THIS FORM IS USED TO FILE A CLAIM FOR
SPECIALLY ADAPTED HOUSING WITH AN INDICATION AS TO THE GENERAL
LOCATION OF THE PROPOSED HOUSING UNIT. UPON RECEIPT OF THIS CLAIM
IT WILL BE DETERMINED IF THE INDIVIDUAL HAS THE NECESSARY
QUALIFYING DISABILITIES AND HAS BEEN RATED AS ELIGIBLE. THE
APPLICATION IS THEN FORWARDED TO LOAN GUARANTY FOR PROCESSING.

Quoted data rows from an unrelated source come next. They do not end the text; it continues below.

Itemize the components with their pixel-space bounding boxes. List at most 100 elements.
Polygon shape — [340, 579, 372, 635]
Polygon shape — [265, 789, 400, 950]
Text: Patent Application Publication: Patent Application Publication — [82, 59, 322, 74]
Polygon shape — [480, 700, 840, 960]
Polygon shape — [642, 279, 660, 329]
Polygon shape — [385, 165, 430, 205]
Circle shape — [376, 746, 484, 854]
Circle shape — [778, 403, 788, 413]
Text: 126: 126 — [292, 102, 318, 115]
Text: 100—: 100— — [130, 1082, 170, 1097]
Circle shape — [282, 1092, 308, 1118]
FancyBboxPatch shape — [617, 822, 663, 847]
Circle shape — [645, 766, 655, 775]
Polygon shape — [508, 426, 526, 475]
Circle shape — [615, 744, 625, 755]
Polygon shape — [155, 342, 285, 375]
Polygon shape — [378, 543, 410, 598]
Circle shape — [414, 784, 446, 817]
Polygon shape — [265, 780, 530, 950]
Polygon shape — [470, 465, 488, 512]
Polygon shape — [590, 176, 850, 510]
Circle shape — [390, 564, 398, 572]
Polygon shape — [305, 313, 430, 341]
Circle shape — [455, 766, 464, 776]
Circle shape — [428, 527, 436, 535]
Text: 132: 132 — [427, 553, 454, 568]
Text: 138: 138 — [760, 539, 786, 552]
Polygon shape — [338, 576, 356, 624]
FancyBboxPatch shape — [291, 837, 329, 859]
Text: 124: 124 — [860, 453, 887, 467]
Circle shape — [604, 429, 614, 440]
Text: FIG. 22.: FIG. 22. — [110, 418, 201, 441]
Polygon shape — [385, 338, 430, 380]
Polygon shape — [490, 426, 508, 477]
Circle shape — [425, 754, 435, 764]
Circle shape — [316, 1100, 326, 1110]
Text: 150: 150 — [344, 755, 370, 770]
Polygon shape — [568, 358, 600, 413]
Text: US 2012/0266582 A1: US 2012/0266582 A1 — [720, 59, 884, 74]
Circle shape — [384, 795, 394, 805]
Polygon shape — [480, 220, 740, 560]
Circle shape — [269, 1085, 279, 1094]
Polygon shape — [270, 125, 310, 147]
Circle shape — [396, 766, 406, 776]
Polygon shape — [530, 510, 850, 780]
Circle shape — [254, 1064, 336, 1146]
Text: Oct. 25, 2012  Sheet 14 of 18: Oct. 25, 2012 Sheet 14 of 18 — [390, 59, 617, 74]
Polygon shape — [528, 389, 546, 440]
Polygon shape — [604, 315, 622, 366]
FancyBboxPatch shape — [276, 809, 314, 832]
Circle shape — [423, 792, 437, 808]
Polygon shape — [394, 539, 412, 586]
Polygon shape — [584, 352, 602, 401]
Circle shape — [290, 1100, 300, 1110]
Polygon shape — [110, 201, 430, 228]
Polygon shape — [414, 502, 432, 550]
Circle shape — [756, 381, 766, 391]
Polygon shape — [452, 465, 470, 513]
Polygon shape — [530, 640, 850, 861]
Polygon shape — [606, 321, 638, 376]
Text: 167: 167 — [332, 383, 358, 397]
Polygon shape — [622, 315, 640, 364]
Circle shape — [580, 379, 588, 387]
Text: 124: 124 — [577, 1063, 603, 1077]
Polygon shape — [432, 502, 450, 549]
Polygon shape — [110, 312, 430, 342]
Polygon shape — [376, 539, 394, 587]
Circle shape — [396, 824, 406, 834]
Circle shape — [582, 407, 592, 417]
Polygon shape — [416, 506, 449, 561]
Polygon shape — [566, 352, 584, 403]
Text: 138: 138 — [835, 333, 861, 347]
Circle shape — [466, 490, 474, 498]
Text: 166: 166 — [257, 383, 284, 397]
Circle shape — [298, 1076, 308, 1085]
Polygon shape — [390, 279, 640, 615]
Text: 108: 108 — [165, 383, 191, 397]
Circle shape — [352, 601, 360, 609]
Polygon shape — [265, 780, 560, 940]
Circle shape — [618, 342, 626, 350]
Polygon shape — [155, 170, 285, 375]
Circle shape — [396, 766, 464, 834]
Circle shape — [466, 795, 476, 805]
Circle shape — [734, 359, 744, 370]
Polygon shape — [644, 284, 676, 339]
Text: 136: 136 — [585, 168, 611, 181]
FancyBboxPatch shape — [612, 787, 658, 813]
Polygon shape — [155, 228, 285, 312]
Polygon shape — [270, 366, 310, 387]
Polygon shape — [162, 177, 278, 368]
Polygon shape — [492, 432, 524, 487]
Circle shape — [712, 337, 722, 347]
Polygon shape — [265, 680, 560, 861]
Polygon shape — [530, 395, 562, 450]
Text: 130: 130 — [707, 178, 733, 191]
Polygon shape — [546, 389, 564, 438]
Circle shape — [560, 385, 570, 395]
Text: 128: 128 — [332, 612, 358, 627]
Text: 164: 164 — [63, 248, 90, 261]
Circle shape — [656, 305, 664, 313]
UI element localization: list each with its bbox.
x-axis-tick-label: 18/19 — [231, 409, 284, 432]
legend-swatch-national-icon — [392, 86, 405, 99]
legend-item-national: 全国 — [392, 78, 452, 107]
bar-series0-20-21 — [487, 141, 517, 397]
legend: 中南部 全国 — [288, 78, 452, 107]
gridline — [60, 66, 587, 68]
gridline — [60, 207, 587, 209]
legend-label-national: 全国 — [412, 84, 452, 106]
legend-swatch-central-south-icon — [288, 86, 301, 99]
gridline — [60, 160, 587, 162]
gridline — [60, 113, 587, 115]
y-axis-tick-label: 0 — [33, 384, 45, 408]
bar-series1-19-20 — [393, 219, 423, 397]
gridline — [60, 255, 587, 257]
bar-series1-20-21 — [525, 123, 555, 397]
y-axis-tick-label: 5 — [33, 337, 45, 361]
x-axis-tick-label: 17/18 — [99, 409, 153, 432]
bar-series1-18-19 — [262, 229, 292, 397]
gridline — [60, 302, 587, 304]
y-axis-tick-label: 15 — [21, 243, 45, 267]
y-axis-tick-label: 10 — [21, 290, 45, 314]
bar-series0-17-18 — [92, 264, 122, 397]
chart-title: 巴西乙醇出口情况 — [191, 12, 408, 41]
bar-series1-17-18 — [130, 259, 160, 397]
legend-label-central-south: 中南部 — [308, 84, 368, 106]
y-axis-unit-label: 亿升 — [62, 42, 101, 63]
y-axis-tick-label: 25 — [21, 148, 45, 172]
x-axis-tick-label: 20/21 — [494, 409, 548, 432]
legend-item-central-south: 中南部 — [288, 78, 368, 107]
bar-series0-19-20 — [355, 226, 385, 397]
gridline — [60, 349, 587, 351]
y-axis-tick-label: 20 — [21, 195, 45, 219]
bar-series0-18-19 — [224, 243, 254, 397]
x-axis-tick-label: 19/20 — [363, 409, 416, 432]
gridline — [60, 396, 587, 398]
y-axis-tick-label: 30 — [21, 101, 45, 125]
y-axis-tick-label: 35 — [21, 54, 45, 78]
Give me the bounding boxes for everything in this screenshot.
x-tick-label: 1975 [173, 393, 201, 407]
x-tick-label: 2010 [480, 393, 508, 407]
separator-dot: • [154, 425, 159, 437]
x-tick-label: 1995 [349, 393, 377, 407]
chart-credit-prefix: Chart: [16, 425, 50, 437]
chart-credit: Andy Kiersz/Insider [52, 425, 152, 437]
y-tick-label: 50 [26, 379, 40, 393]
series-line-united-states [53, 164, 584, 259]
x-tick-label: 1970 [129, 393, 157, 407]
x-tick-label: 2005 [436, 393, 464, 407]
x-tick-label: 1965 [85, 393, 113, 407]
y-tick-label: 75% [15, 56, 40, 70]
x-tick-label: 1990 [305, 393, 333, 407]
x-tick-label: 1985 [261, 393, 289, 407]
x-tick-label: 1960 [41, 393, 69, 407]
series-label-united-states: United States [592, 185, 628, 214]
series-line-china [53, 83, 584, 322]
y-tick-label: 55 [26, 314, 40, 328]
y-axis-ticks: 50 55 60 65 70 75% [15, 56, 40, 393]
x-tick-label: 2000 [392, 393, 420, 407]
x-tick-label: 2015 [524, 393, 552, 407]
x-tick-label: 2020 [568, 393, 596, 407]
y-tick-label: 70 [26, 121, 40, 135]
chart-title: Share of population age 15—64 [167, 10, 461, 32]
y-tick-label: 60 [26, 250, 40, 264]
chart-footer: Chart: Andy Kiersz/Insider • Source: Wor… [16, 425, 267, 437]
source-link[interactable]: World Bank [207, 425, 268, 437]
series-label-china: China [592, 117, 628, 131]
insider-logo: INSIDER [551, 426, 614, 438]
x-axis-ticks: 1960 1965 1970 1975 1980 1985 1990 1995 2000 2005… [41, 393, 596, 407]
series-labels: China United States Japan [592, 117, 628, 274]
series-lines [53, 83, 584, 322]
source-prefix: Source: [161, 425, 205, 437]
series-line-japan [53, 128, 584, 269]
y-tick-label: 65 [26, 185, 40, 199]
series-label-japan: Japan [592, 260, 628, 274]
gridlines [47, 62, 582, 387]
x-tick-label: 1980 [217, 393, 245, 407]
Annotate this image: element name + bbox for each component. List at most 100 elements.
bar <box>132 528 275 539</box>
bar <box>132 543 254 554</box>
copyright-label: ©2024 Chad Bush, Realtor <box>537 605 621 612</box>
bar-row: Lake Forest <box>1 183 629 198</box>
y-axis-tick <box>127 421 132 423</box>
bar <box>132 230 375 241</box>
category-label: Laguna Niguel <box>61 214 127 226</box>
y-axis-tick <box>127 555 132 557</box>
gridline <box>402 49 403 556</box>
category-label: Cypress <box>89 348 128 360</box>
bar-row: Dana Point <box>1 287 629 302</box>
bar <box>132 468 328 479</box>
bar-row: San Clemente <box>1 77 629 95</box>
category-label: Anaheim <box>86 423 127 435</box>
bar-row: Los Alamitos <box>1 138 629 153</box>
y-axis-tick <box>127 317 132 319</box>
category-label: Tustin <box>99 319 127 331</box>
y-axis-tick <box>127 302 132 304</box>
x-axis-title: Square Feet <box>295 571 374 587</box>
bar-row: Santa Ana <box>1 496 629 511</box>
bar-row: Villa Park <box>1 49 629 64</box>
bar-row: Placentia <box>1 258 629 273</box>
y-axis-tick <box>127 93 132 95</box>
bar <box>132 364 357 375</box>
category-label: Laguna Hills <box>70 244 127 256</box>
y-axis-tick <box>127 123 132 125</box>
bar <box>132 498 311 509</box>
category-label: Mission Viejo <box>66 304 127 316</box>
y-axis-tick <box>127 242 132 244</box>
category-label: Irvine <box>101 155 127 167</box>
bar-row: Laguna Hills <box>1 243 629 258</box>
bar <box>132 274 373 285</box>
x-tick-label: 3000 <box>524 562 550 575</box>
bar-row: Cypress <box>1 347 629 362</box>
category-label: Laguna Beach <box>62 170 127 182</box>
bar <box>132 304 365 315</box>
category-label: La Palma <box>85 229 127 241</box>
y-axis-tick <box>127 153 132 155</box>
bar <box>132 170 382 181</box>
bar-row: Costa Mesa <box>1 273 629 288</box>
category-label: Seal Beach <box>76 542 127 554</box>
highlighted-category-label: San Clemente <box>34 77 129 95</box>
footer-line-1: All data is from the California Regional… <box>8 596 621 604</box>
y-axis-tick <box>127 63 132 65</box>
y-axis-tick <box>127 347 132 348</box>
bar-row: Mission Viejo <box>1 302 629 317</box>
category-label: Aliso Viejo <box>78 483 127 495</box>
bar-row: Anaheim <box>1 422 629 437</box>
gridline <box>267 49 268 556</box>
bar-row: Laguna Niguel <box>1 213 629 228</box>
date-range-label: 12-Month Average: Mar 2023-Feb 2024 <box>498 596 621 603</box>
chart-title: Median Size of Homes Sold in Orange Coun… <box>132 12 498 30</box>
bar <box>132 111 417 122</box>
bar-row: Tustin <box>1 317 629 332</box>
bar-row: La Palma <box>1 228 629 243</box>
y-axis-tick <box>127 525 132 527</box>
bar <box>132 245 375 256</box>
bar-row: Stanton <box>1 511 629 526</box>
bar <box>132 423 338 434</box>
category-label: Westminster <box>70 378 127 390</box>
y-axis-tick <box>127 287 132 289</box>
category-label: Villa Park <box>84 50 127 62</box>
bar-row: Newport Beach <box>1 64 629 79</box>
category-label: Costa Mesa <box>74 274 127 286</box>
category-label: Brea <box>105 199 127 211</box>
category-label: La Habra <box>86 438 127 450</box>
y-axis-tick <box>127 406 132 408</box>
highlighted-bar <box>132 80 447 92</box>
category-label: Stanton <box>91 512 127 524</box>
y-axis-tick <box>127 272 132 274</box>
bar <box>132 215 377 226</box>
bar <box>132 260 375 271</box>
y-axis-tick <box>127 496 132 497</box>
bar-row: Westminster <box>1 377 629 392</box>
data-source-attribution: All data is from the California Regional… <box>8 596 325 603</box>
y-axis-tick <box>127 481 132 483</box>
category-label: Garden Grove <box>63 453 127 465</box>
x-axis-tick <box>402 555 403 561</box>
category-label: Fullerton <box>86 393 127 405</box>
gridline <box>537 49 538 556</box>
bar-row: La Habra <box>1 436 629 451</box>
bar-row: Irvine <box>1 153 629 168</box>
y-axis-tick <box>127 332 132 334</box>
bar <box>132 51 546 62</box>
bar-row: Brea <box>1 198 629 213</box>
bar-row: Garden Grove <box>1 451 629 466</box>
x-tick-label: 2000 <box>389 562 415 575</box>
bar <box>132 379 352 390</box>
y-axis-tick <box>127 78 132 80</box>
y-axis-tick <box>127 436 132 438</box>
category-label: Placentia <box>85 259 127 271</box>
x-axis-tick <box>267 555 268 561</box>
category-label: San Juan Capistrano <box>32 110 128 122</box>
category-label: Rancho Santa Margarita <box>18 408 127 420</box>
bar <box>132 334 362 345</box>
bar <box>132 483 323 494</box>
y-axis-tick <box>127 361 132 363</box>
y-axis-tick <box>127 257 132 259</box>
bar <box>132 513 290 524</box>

AUTHORITY IS 38 C.F.R. 3.809.
On behalf of this Federal agency, I certify that
the collection of information encompassed by this request complies
with 5 CFR 1320.9 and the related provisions of 5 CFR
1320.8(b)(3).
The following is a summary of the topics, regarding
the proposed collection of information, that the certification
covers:
(i) Why the information is being collected;
(ii) Use of information;
(iii) Burden estimate;
(iv) Nature of response (voluntary, required for a
benefit, or mandatory);
(v) Nature and extent of confidentiality; and
(vi) Need to display currently valid OMB control
number;
If you are unable to certify compliance with any of
these provisions, identify the item by leaving the box unchecked
and explain the reason in the Supporting Statement.